Module 3 — Asynchronous Processing

Retry Strategies

Handle transient failures gracefully with smart retry logic that balances persistence with system health.

1The Persistent Caller Analogy

Simple Analogy
You call a friend but they don't answer. Do you:
A) Give up immediately
B) Call 1000 times per second until they answer (annoying!)
C) Wait a bit, try again, wait longer, try again...

Option C is exponential backoff—the smart approach!

Retry Strategy defines how a system handles failed operations—when to retry, how long to wait, and when to give up. Good strategies prevent thundering herds while maximizing success.

2Types of Failures

Transient (Retry-able)

  • • Network timeout
  • • Service temporarily unavailable (503)
  • • Database connection dropped
  • • Rate limited (429)

Permanent (Don't Retry)

  • • Invalid input (400)
  • • Not found (404)
  • • Unauthorized (401, 403)
  • • Business logic error
Rule of Thumb

Retry 5xx errors and timeouts. Don't retry 4xx errors (except 429)—they'll fail again.

3Retry Strategies

1. Immediate Retry

0s
0s
0s
0s
No delay between retries

Never do this! Creates thundering herd when service recovers.

2. Fixed Delay

1s
1s
1s
1s
Same delay every time (1s)

Simple but not adaptive. May be too aggressive or too slow.

3. Exponential Backoff

1s
2s
4s
8s
Doubles each time: 1s → 2s → 4s → 8s

Gives overwhelmed services time to recover. Industry standard.

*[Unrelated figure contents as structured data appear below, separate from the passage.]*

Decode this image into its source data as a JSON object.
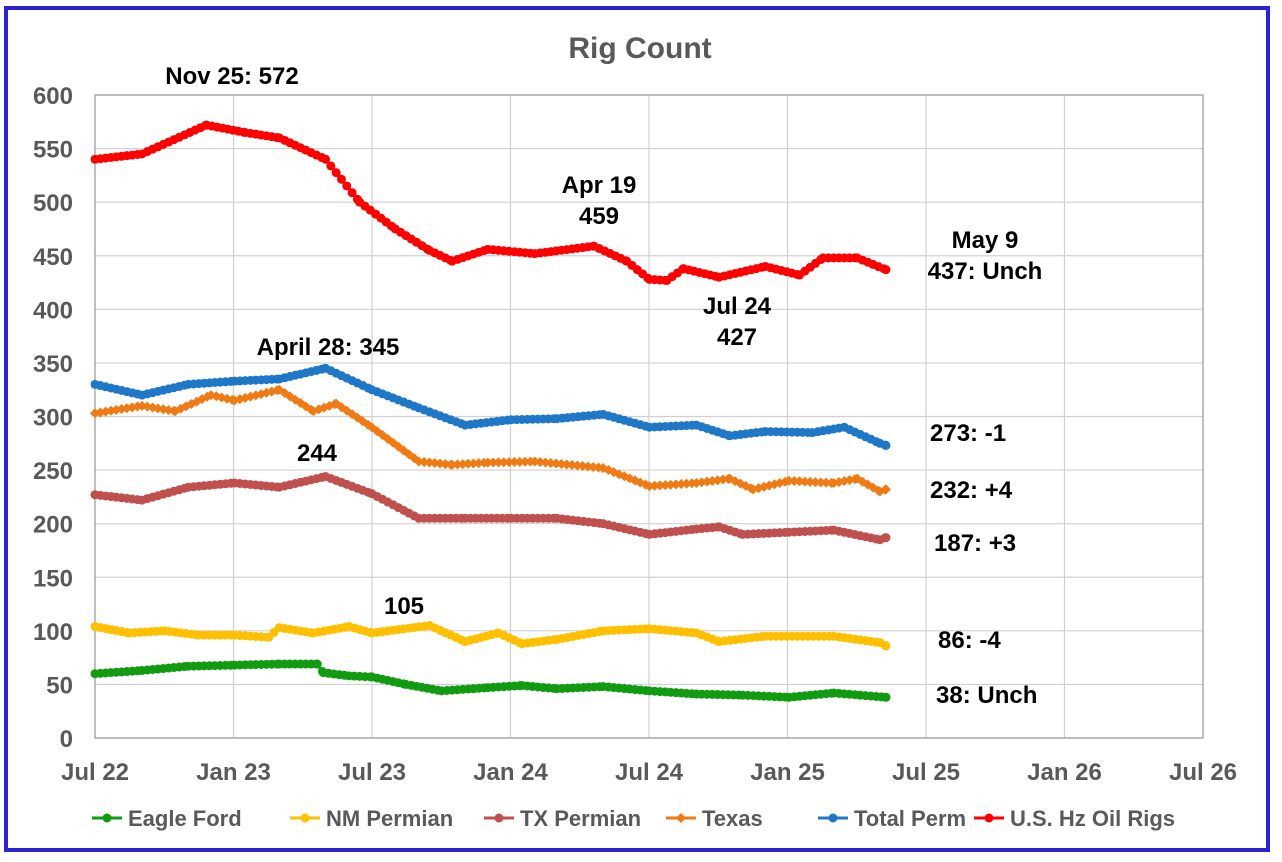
{
  "chart_data": {
    "type": "line",
    "title": "Rig Count",
    "xlabel": "",
    "ylabel": "",
    "x_tick_labels": [
      "Jul 22",
      "Jan 23",
      "Jul 23",
      "Jan 24",
      "Jul 24",
      "Jan 25",
      "Jul 25",
      "Jan 26",
      "Jul 26"
    ],
    "x_range": [
      "2022-07-01",
      "2026-07-01"
    ],
    "ylim": [
      0,
      600
    ],
    "y_ticks": [
      0,
      50,
      100,
      150,
      200,
      250,
      300,
      350,
      400,
      450,
      500,
      550,
      600
    ],
    "grid": true,
    "legend_position": "bottom",
    "series": [
      {
        "name": "Eagle Ford",
        "color": "#119b11",
        "marker": "circle",
        "points": [
          [
            "2022-07-01",
            60
          ],
          [
            "2022-09-01",
            63
          ],
          [
            "2022-11-01",
            67
          ],
          [
            "2023-01-01",
            68
          ],
          [
            "2023-03-01",
            69
          ],
          [
            "2023-04-20",
            69
          ],
          [
            "2023-04-28",
            61
          ],
          [
            "2023-06-01",
            58
          ],
          [
            "2023-07-01",
            57
          ],
          [
            "2023-08-15",
            50
          ],
          [
            "2023-10-01",
            44
          ],
          [
            "2023-12-01",
            47
          ],
          [
            "2024-01-15",
            49
          ],
          [
            "2024-03-01",
            46
          ],
          [
            "2024-05-01",
            48
          ],
          [
            "2024-07-01",
            44
          ],
          [
            "2024-09-01",
            41
          ],
          [
            "2024-11-01",
            40
          ],
          [
            "2025-01-01",
            38
          ],
          [
            "2025-03-01",
            42
          ],
          [
            "2025-05-09",
            38
          ]
        ]
      },
      {
        "name": "NM Permian",
        "color": "#ffc000",
        "marker": "circle",
        "points": [
          [
            "2022-07-01",
            104
          ],
          [
            "2022-08-15",
            98
          ],
          [
            "2022-10-01",
            100
          ],
          [
            "2022-11-15",
            96
          ],
          [
            "2023-01-01",
            96
          ],
          [
            "2023-02-15",
            94
          ],
          [
            "2023-03-01",
            103
          ],
          [
            "2023-04-15",
            98
          ],
          [
            "2023-06-01",
            104
          ],
          [
            "2023-07-01",
            98
          ],
          [
            "2023-09-15",
            105
          ],
          [
            "2023-11-01",
            90
          ],
          [
            "2023-12-15",
            98
          ],
          [
            "2024-01-15",
            88
          ],
          [
            "2024-03-01",
            92
          ],
          [
            "2024-05-01",
            100
          ],
          [
            "2024-07-01",
            102
          ],
          [
            "2024-09-01",
            98
          ],
          [
            "2024-10-01",
            90
          ],
          [
            "2024-12-01",
            95
          ],
          [
            "2025-03-01",
            95
          ],
          [
            "2025-05-01",
            89
          ],
          [
            "2025-05-09",
            86
          ]
        ]
      },
      {
        "name": "TX Permian",
        "color": "#c0504d",
        "marker": "circle",
        "points": [
          [
            "2022-07-01",
            227
          ],
          [
            "2022-09-01",
            222
          ],
          [
            "2022-11-01",
            234
          ],
          [
            "2023-01-01",
            238
          ],
          [
            "2023-03-01",
            234
          ],
          [
            "2023-05-01",
            244
          ],
          [
            "2023-07-01",
            228
          ],
          [
            "2023-09-01",
            205
          ],
          [
            "2023-11-01",
            205
          ],
          [
            "2024-01-01",
            205
          ],
          [
            "2024-03-01",
            205
          ],
          [
            "2024-05-01",
            200
          ],
          [
            "2024-07-01",
            190
          ],
          [
            "2024-09-01",
            195
          ],
          [
            "2024-10-01",
            197
          ],
          [
            "2024-11-01",
            190
          ],
          [
            "2025-01-01",
            192
          ],
          [
            "2025-03-01",
            194
          ],
          [
            "2025-05-01",
            185
          ],
          [
            "2025-05-09",
            187
          ]
        ]
      },
      {
        "name": "Texas",
        "color": "#f07a13",
        "marker": "diamond",
        "points": [
          [
            "2022-07-01",
            303
          ],
          [
            "2022-09-01",
            310
          ],
          [
            "2022-10-15",
            305
          ],
          [
            "2022-12-01",
            320
          ],
          [
            "2023-01-01",
            315
          ],
          [
            "2023-03-01",
            325
          ],
          [
            "2023-04-15",
            305
          ],
          [
            "2023-05-15",
            312
          ],
          [
            "2023-07-01",
            290
          ],
          [
            "2023-09-01",
            258
          ],
          [
            "2023-10-15",
            255
          ],
          [
            "2023-12-01",
            257
          ],
          [
            "2024-02-01",
            258
          ],
          [
            "2024-05-01",
            252
          ],
          [
            "2024-07-01",
            235
          ],
          [
            "2024-09-01",
            238
          ],
          [
            "2024-10-15",
            242
          ],
          [
            "2024-11-15",
            232
          ],
          [
            "2025-01-01",
            240
          ],
          [
            "2025-03-01",
            238
          ],
          [
            "2025-04-01",
            242
          ],
          [
            "2025-05-01",
            230
          ],
          [
            "2025-05-09",
            232
          ]
        ]
      },
      {
        "name": "Total Perm",
        "color": "#1f77c8",
        "marker": "circle",
        "points": [
          [
            "2022-07-01",
            330
          ],
          [
            "2022-09-01",
            320
          ],
          [
            "2022-11-01",
            330
          ],
          [
            "2023-01-01",
            333
          ],
          [
            "2023-03-01",
            335
          ],
          [
            "2023-05-01",
            345
          ],
          [
            "2023-07-01",
            325
          ],
          [
            "2023-09-01",
            308
          ],
          [
            "2023-11-01",
            292
          ],
          [
            "2024-01-01",
            297
          ],
          [
            "2024-03-01",
            298
          ],
          [
            "2024-05-01",
            302
          ],
          [
            "2024-07-01",
            290
          ],
          [
            "2024-09-01",
            292
          ],
          [
            "2024-10-15",
            282
          ],
          [
            "2024-12-01",
            286
          ],
          [
            "2025-02-01",
            285
          ],
          [
            "2025-03-15",
            290
          ],
          [
            "2025-05-01",
            275
          ],
          [
            "2025-05-09",
            273
          ]
        ]
      },
      {
        "name": "U.S. Hz Oil Rigs",
        "color": "#ff0000",
        "marker": "circle",
        "points": [
          [
            "2022-07-01",
            540
          ],
          [
            "2022-09-01",
            545
          ],
          [
            "2022-11-25",
            572
          ],
          [
            "2023-01-15",
            565
          ],
          [
            "2023-03-01",
            560
          ],
          [
            "2023-05-01",
            540
          ],
          [
            "2023-06-15",
            500
          ],
          [
            "2023-08-01",
            475
          ],
          [
            "2023-09-15",
            455
          ],
          [
            "2023-10-15",
            445
          ],
          [
            "2023-12-01",
            456
          ],
          [
            "2024-02-01",
            452
          ],
          [
            "2024-04-19",
            459
          ],
          [
            "2024-06-01",
            445
          ],
          [
            "2024-07-01",
            428
          ],
          [
            "2024-08-15",
            438
          ],
          [
            "2024-07-24",
            427
          ],
          [
            "2024-10-01",
            430
          ],
          [
            "2024-12-01",
            440
          ],
          [
            "2025-01-15",
            432
          ],
          [
            "2025-02-15",
            448
          ],
          [
            "2025-04-01",
            448
          ],
          [
            "2025-05-09",
            437
          ]
        ]
      }
    ],
    "annotations": [
      {
        "text": "Nov 25: 572"
      },
      {
        "text": "Apr 19"
      },
      {
        "text": "459"
      },
      {
        "text": "Jul 24"
      },
      {
        "text": "427"
      },
      {
        "text": "May 9"
      },
      {
        "text": "437: Unch"
      },
      {
        "text": "April 28: 345"
      },
      {
        "text": "244"
      },
      {
        "text": "105"
      },
      {
        "text": "273: -1"
      },
      {
        "text": "232: +4"
      },
      {
        "text": "187: +3"
      },
      {
        "text": "86: -4"
      },
      {
        "text": "38: Unch"
      }
    ]
  }
}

4. Exponential Backoff + Jitter

1.2s
2.8s
3.5s
7.1s
Exponential + random offset

Best approach. Jitter prevents synchronized retries from many clients.

4The Jitter Problem

Without jitter, all clients retry at exactly the same time, creating traffic spikes:

Without Jitter

10:00:00 - 1000 clients fail
10:00:01 - 1000 clients retry (spike!)
10:00:03 - 1000 clients retry (spike!)
10:00:07 - 1000 clients retry (spike!)

With Jitter

10:00:00 - 1000 clients fail
10:00:01~02 - clients retry spread
10:00:03~05 - clients retry spread
10:00:07~12 - clients retry spread
Exponential Backoff with Jitter
function getRetryDelay(attempt, baseDelay = 1000) {
  // Exponential: 1s, 2s, 4s, 8s, 16s...
  const exponentialDelay = baseDelay * Math.pow(2, attempt);
  
  // Cap at 30 seconds
  const cappedDelay = Math.min(exponentialDelay, 30000);
  
  // Add jitter: random 0-100% of delay
  const jitter = Math.random() * cappedDelay;
  
  return cappedDelay + jitter;
}

// Usage
for (let attempt = 0; attempt < maxRetries; attempt++) {
  try {
    return await makeRequest();
  } catch (error) {
    if (!isRetryable(error)) throw error;
    await sleep(getRetryDelay(attempt));
  }
}
throw new Error('Max retries exceeded');

5Circuit Breaker Pattern

After too many failures, stop trying temporarily. Prevents wasting resources on a dead service.

CLOSED
Normal operation
→ failures exceed threshold →
OPEN
Fail fast, no calls
→ timeout expires →
HALF-OPEN
Test with one call
→ success →
CLOSED
Back to normal
Circuit Breaker Benefits

Fail fast instead of waiting for timeouts. Give downstream services time to recover. Prevent cascade failures across your system.

6Dead Letter Queues

After max retries, don't lose the message! Send to a Dead Letter Queue for investigation.

Message
Process (fail)
Retry 1 (fail)
Retry 2 (fail)
DLQ

After 3 failures → Dead Letter Queue for manual review

7Key Takeaways

1Only retry transient failures—5xx, timeouts, rate limits. Not 4xx.
2Exponential backoff gives services time to recover: 1s → 2s → 4s → 8s.
3Add jitter to prevent synchronized retry storms from many clients.
4Set max retries (3-5 typically) and a max delay cap (30s).
5Circuit breaker pattern: stop retrying after repeated failures.
6Dead Letter Queue: capture failed messages for debugging, don't lose them.